Story by: Rebekah Hibbert on June 20, 2017
I was 14 when the 1999 FIFA Women’s World Cup, which included Mia Hamm, put the world on notice that female athletes could be an important part of the athletic culture.
I loved soccer. The 1999 women’s team empowered me to see sports in my future and know that as a female athlete, I was important.
Women no longer had to view sports as just a hobby; they could be lifelong passions that we could take as far as our athletic ability would allow us.
Hamm was keynote speaker at the 2017 Courier-Journal Sports Awards presented by Norton Sports Health. In her speech, she said she and her teammates had the future in mind.
“For our team … it wasn’t just about us. It was about moving the sport forward,” she said. “It was about those who would come after us — the young girls who would put on the national team jersey — and it was for the future.”
At 14, I didn’t think I could grasp that concept. But as I reflect back almost 18 years later, I believe that is why Hamm and her team have joined the other all-time greats to live on in so many hearts and minds. People could see it wasn’t just about them — it was about the future of their sport and, in so many ways, the future of female athletics.
I asked Hamm how she felt seeing the current U.S. Women’s National Team’s accomplishments regarding fair pay. She smiled. I could sense that she was proud.
“What they have accomplished is magnificent, and the fact that they are doing it for not just them but the future of the sport is what I believe helped them accomplish their goals,” Hamm said. “It wasn’t a selfish act; it was an act to move the sport forward at a time when they are extremely popular.”
These courageous acts, these moves to see a future, are something the 1999 Women’s World Cup team started. They created a culture of “us — not me — against the world.”
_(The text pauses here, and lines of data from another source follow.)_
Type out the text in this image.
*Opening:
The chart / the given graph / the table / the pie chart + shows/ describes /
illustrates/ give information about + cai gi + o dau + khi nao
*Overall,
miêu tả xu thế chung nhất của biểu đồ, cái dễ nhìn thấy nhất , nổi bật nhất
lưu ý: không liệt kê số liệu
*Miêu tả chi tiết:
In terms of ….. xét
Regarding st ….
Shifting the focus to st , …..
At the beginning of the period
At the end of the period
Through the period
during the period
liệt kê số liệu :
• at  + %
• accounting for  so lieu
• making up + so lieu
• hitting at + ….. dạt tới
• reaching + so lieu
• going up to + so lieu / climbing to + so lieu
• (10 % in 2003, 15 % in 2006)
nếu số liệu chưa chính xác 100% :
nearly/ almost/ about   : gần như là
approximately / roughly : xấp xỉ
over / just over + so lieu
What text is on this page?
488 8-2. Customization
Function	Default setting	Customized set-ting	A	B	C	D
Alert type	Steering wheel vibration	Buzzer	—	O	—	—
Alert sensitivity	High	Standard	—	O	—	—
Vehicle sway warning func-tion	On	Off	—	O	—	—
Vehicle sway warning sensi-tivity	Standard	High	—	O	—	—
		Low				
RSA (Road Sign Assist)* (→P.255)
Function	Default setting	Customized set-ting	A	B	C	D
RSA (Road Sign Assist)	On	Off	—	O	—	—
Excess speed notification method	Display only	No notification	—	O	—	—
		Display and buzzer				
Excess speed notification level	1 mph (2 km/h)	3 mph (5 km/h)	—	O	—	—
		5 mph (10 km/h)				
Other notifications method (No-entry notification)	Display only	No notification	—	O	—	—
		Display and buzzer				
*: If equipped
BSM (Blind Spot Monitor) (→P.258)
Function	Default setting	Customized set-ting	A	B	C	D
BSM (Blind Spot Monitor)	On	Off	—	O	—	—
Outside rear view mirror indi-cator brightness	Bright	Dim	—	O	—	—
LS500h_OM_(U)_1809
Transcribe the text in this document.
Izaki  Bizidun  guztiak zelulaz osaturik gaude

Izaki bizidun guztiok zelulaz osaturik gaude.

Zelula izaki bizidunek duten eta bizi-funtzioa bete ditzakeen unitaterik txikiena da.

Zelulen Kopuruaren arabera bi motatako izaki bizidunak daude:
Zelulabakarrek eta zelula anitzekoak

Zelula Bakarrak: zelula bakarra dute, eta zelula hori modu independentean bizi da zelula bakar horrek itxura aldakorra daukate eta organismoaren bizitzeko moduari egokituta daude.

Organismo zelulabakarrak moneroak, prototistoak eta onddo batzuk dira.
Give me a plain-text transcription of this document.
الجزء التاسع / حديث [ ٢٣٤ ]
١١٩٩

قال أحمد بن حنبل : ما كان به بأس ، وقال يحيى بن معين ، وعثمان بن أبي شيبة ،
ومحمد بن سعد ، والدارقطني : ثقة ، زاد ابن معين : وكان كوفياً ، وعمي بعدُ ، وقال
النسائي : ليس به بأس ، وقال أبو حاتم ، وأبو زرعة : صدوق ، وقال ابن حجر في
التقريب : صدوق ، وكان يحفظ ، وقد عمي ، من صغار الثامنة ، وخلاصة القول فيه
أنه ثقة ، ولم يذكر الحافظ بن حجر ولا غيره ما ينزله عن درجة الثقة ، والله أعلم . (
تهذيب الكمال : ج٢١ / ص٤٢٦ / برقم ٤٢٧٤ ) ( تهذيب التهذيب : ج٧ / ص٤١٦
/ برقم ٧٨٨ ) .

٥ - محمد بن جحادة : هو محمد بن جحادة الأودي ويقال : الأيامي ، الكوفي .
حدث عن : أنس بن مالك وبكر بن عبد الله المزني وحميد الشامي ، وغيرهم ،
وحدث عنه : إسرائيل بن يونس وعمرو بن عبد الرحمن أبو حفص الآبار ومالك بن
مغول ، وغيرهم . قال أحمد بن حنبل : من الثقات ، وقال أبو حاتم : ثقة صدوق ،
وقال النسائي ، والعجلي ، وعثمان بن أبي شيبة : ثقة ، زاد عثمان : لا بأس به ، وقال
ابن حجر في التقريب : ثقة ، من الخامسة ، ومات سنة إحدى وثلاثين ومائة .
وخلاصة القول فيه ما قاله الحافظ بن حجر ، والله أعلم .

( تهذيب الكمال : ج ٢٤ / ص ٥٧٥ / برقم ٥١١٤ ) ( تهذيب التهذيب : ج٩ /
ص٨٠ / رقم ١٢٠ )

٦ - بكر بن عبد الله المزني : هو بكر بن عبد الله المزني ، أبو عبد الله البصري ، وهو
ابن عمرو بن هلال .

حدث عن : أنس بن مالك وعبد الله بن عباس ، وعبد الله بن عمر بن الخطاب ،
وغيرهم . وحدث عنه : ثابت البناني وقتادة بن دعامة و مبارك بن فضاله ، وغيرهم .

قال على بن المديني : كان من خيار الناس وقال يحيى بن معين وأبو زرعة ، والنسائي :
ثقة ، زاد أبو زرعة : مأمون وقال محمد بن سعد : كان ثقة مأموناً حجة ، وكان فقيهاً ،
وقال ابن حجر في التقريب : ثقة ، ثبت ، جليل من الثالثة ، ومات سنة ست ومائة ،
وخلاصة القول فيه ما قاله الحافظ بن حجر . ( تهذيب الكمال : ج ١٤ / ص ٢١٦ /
Through that selflessness, they empowered a new generation of young soccer players and athletes to set new goals. The goals sought to put women on an even playing field with their male counterparts. It is one of the many reasons participating in sports is so important for young women. Sports create a unique opportunity to be a part of a community that reaffirms we are better and stronger together.
Hamm joked that many young girls come up to her to say, “My mom or parents loved you.” But Hamm isn’t taking credit for the way she has affected those young girls and their futures, even if they never got to see her play. What she gave them they may not even fully understand, but it shines through in their triumphs.
There is a reason that soccer has one of the highest participation rates among women in the country. Along with her teammates, Hamm gave young girls like me a new fire and passion for playing sports. That is a gift we have been able to share with the next generation of young female athletes.